Mike Bell

No. 99
- Position: Defensive end

Personal information
- Born: August 30, 1957 (age 68) Wichita, Kansas, U.S.
- Listed height: 6 ft 4 in (1.93 m)
- Listed weight: 255 lb (116 kg)

Career information
- High school: Bishop Carroll (Wichita)
- College: Colorado State
- NFL draft: 1979: 1st round, 2nd overall pick

Career history
- Kansas City Chiefs (1979–1991);

Awards and highlights
- Consensus All-American (1978); Second-team All-American (1977); WAC Lineman of the Year (1977);

Career NFL statistics
- Sacks: 52
- Fumble recoveries: 10
- Stats at Pro Football Reference

= Mike Bell (defensive lineman) =

American football player (born 1957)

Mike J. Bell (born August 30, 1957) is an American former professional football player who was a defensive end for twelve seasons in the National Football League (NFL) during the 1970s, 1980s and 1990s. Bell played college football for Colorado State Rams, earning All-American honors. He was the second overall pick in the 1979 NFL draft and played for the NFL's Kansas City Chiefs for his entire professional career.

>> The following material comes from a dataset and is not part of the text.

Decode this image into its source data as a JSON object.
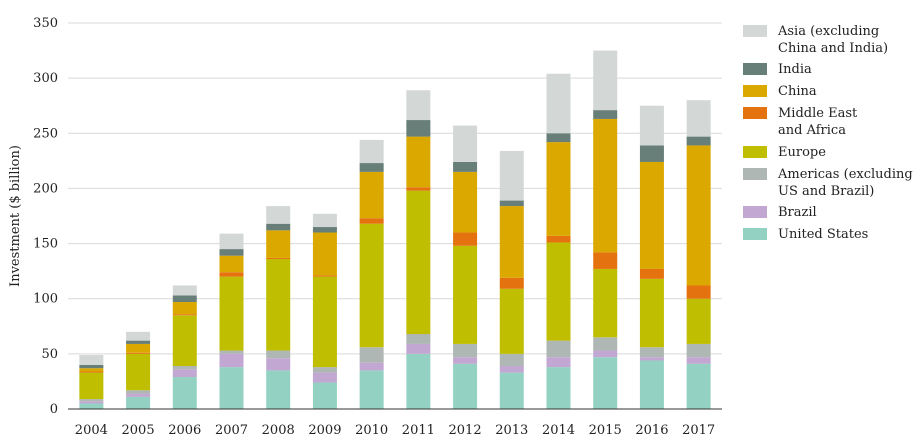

Bell was born in Wichita, Kansas, where he played multiple sports at Bishop Carroll Catholic High School from 1971 to 1975.

He attended Colorado State University, where he played for the Rams from 1975 to 1978. He was recognized as a consensus first-team All-American as a senior in 1978. His twin brother, Mark, also played for Colorado State. Bell was inducted into the Colorado State University Athletics Hall of Fame in 2001.

The Kansas City Chiefs chose Bell in the first round (second overall pick) in the 1979 NFL Draft, and he played for the Chiefs from 1979 to 1991, playing for four head coaches. During his twelve NFL seasons, he played in 135 games and started 100 of them, compiling 40 quarterback sacks and 10 recovered fumbles.